Even though Golgo daily watches Stella’s torment and utter love and devotion to Arnold, he never hesitates to pull the trigger and kill Arnold when he does return for her. His own small mercy to her is killing him far enough out at sea. She never learns who or what he truly was and only believes he abandoned her. While the pacing was lethargic, the story is worth watching for this rare glimpse of kindness, the barest Duke can muster.
Bandits are terrorizing villages in the Amazon; when one man’s village is pillaged and his family murdered, he attempts to hire Golgo’s services to wipe out the bandits and their cruel leader Falcon. In an odd turn, Golgo refuses the job and tells the man to go to the police. The man laughs maniacally and states the police are just as evil and corrupt; his dying breath is a hate filled plea for Golgo to take vengeance for him.
What follows is a strange turn for a Golgo story; Golgo decides to take the mission and singlehandedly destroys the police and bandits. But why? If he initially refused the job, why did the dying man’s plea change his mind? The challenge? Something of his own personality reflected in the dead man’s gaze? It is odd to have him act somewhat out of character, almost an act of pity, but I welcome the head scratcher of a conundrum. Breaks up the monotony of the series a bit.
Another sad tale is told in episode twenty-two, but Golgo is surprisingly not the cause. A young girl and her blind mother are tending a desert motel and awaiting the return of their brother/son. Golgo pulls up with trouble sure to follow behind him. That trouble turns out to be a report of two men robbing a casino in Reno, killing two guards as they escaped. When the son returns, it is quickly clear that he is one of the robbers, his accomplice slipping into the motel before mother or sister could find out.
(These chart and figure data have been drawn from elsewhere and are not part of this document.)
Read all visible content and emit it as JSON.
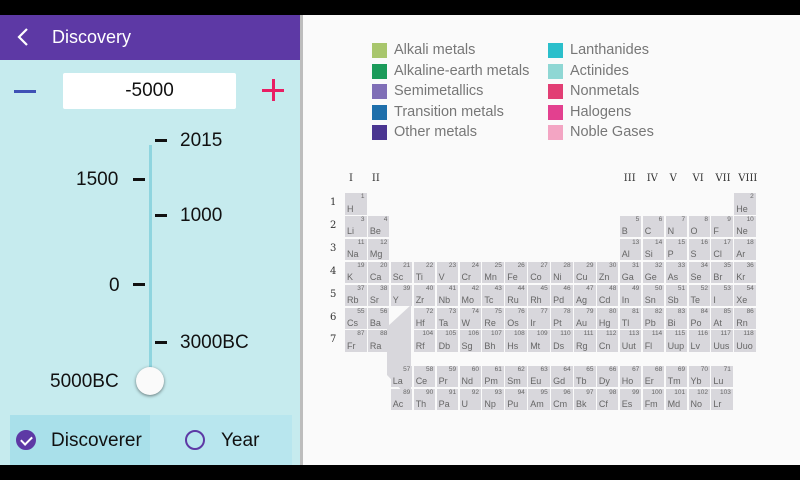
{
  "appbar": {
    "title": "Discovery"
  },
  "year_input": {
    "value": "-5000"
  },
  "timeline": {
    "right_labels": [
      "2015",
      "1000",
      "3000BC"
    ],
    "left_labels": [
      "1500",
      "0",
      "5000BC"
    ]
  },
  "mode": {
    "discoverer_label": "Discoverer",
    "year_label": "Year",
    "selected": "discoverer"
  },
  "legend": [
    {
      "label": "Alkali metals",
      "color": "#a8c66c"
    },
    {
      "label": "Alkaline-earth metals",
      "color": "#1b9b5a"
    },
    {
      "label": "Semimetallics",
      "color": "#7f6eb6"
    },
    {
      "label": "Transition metals",
      "color": "#1e6fab"
    },
    {
      "label": "Other metals",
      "color": "#4a3591"
    },
    {
      "label": "Lanthanides",
      "color": "#2bbfcb"
    },
    {
      "label": "Actinides",
      "color": "#8fd7d4"
    },
    {
      "label": "Nonmetals",
      "color": "#e23e74"
    },
    {
      "label": "Halogens",
      "color": "#e3408f"
    },
    {
      "label": "Noble Gases",
      "color": "#f3a5c3"
    }
  ],
  "group_labels": [
    "I",
    "II",
    "III",
    "IV",
    "V",
    "VI",
    "VII",
    "VIII"
  ],
  "period_labels": [
    "1",
    "2",
    "3",
    "4",
    "5",
    "6",
    "7"
  ],
  "elements": [
    [
      "1",
      "H"
    ],
    [
      "2",
      "He"
    ],
    [
      "3",
      "Li"
    ],
    [
      "4",
      "Be"
    ],
    [
      "5",
      "B"
    ],
    [
      "6",
      "C"
    ],
    [
      "7",
      "N"
    ],
    [
      "8",
      "O"
    ],
    [
      "9",
      "F"
    ],
    [
      "10",
      "Ne"
    ],
    [
      "11",
      "Na"
    ],
    [
      "12",
      "Mg"
    ],
    [
      "13",
      "Al"
    ],
    [
      "14",
      "Si"
    ],
    [
      "15",
      "P"
    ],
    [
      "16",
      "S"
    ],
    [
      "17",
      "Cl"
    ],
    [
      "18",
      "Ar"
    ],
    [
      "19",
      "K"
    ],
    [
      "20",
      "Ca"
    ],
    [
      "21",
      "Sc"
    ],
    [
      "22",
      "Ti"
    ],
    [
      "23",
      "V"
    ],
    [
      "24",
      "Cr"
    ],
    [
      "25",
      "Mn"
    ],
    [
      "26",
      "Fe"
    ],
    [
      "27",
      "Co"
    ],
    [
      "28",
      "Ni"
    ],
    [
      "29",
      "Cu"
    ],
    [
      "30",
      "Zn"
    ],
    [
      "31",
      "Ga"
    ],
    [
      "32",
      "Ge"
    ],
    [
      "33",
      "As"
    ],
    [
      "34",
      "Se"
    ],
    [
      "35",
      "Br"
    ],
    [
      "36",
      "Kr"
    ],
    [
      "37",
      "Rb"
    ],
    [
      "38",
      "Sr"
    ],
    [
      "39",
      "Y"
    ],
    [
      "40",
      "Zr"
    ],
    [
      "41",
      "Nb"
    ],
    [
      "42",
      "Mo"
    ],
    [
      "43",
      "Tc"
    ],
    [
      "44",
      "Ru"
    ],
    [
      "45",
      "Rh"
    ],
    [
      "46",
      "Pd"
    ],
    [
      "47",
      "Ag"
    ],
    [
      "48",
      "Cd"
    ],
    [
      "49",
      "In"
    ],
    [
      "50",
      "Sn"
    ],
    [
      "51",
      "Sb"
    ],
    [
      "52",
      "Te"
    ],
    [
      "53",
      "I"
    ],
    [
      "54",
      "Xe"
    ],
    [
      "55",
      "Cs"
    ],
    [
      "56",
      "Ba"
    ],
    [
      "72",
      "Hf"
    ],
    [
      "73",
      "Ta"
    ],
    [
      "74",
      "W"
    ],
    [
      "75",
      "Re"
    ],
    [
      "76",
      "Os"
    ],
    [
      "77",
      "Ir"
    ],
    [
      "78",
      "Pt"
    ],
    [
      "79",
      "Au"
    ],
    [
      "80",
      "Hg"
    ],
    [
      "81",
      "Tl"
    ],
    [
      "82",
      "Pb"
    ],
    [
      "83",
      "Bi"
    ],
    [
      "84",
      "Po"
    ],
    [
      "85",
      "At"
    ],
    [
      "86",
      "Rn"
    ],
    [
      "87",
      "Fr"
    ],
    [
      "88",
      "Ra"
    ],
    [
      "104",
      "Rf"
    ],
    [
      "105",
      "Db"
    ],
    [
      "106",
      "Sg"
    ],
    [
      "107",
      "Bh"
    ],
    [
      "108",
      "Hs"
    ],
    [
      "109",
      "Mt"
    ],
    [
      "110",
      "Ds"
    ],
    [
      "111",
      "Rg"
    ],
    [
      "112",
      "Cn"
    ],
    [
      "113",
      "Uut"
    ],
    [
      "114",
      "Fl"
    ],
    [
      "115",
      "Uup"
    ],
    [
      "116",
      "Lv"
    ],
    [
      "117",
      "Uus"
    ],
    [
      "118",
      "Uuo"
    ],
    [
      "57",
      "La"
    ],
    [
      "58",
      "Ce"
    ],
    [
      "59",
      "Pr"
    ],
    [
      "60",
      "Nd"
    ],
    [
      "61",
      "Pm"
    ],
    [
      "62",
      "Sm"
    ],
    [
      "63",
      "Eu"
    ],
    [
      "64",
      "Gd"
    ],
    [
      "65",
      "Tb"
    ],
    [
      "66",
      "Dy"
    ],
    [
      "67",
      "Ho"
    ],
    [
      "68",
      "Er"
    ],
    [
      "69",
      "Tm"
    ],
    [
      "70",
      "Yb"
    ],
    [
      "71",
      "Lu"
    ],
    [
      "89",
      "Ac"
    ],
    [
      "90",
      "Th"
    ],
    [
      "91",
      "Pa"
    ],
    [
      "92",
      "U"
    ],
    [
      "93",
      "Np"
    ],
    [
      "94",
      "Pu"
    ],
    [
      "95",
      "Am"
    ],
    [
      "96",
      "Cm"
    ],
    [
      "97",
      "Bk"
    ],
    [
      "98",
      "Cf"
    ],
    [
      "99",
      "Es"
    ],
    [
      "100",
      "Fm"
    ],
    [
      "101",
      "Md"
    ],
    [
      "102",
      "No"
    ],
    [
      "103",
      "Lr"
    ]
  ]
}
Surprisingly, Golgo leaves the motel soon after without confronting either man. Sadly, the mother may be blind but not stupid or deaf. She knew all along that a second man was with her son, and that the pair are the fugitives. She waves her late husband’s gun around demanding her son to point her to the man that corrupted her precious child. A gunshot rings out, and I’m sure you’ve spotted the tragedy in this by now.
The accomplice leaves and meets up with the man that planned the entire job. The boss quickly guns down the accomplice, leaves with the money, and immediately faces off with Golgo. The local sheriff apparently wanted a piece of the mob’s pie and thinks he can outdraw Golgo to keep it. He was wrong. While the story was mostly predictable, kudos to the writers for producing a true tragic moment in the series. The son’s death and how the sister handled it was a surprising touch. Pity the ending was anti-climactic.